Kutna Hora
Kutna Hora
It’s hard to imagine today, but in its time this town about 65km southeast of Prague was Bohemia’s most important after Prague. This was due to the rich veins of silver below the town itself, and the silver groschen minted here was the hard currency of central Europe at the time. Today the town is a fraction of its old self, but is still dressed up in enough magnificent architectural monuments for it to have been added to UNESCO’s World Heritage List in 1996. With a pastel-hued square dotted with cafés, medieval alleys with facades from Gothic to Cubist, and a cathedral to rival St Vitus, comparisons with Prague are hard to resist.
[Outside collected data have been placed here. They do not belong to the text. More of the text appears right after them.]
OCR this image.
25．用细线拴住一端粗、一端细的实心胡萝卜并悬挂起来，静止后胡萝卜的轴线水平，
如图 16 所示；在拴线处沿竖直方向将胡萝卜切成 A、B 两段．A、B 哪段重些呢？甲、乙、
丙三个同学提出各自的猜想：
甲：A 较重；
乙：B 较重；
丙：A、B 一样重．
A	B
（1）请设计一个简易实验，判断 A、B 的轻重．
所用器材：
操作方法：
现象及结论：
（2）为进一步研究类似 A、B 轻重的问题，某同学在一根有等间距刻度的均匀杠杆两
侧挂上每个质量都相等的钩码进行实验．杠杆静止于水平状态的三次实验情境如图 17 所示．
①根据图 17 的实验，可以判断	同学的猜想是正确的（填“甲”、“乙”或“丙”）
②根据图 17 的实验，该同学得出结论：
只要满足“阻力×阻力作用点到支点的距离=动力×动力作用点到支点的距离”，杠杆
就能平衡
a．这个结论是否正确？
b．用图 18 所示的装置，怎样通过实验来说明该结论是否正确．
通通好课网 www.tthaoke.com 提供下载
Kutna Hora is certainly as densely picturesque as Prague, and blessed with warmer people and lower prices.
The historical centre is compact enough to see on foot. Those who need their dose of ‘culture’ will have no trouble finding their cravings fulfilled by the fascinating sights on offer. For a truly macabre sight, there is a cemetery at Sedlec with a Gothic ossuary decorated with the bones of some 40,000 people. For some beautiful religious architecture minus bones, visit the Gothic Church of Our Lady, the St James Church, the 17th-century former Jesuit College, which has Baroque sculpture in front of it, the Cathedral of St Barbara and the Ursuline Convent, which houses an exhibition of antiques. If you are interested in the town’s mining history, visit the Hradek Mining Museum and the medieval mine shafts.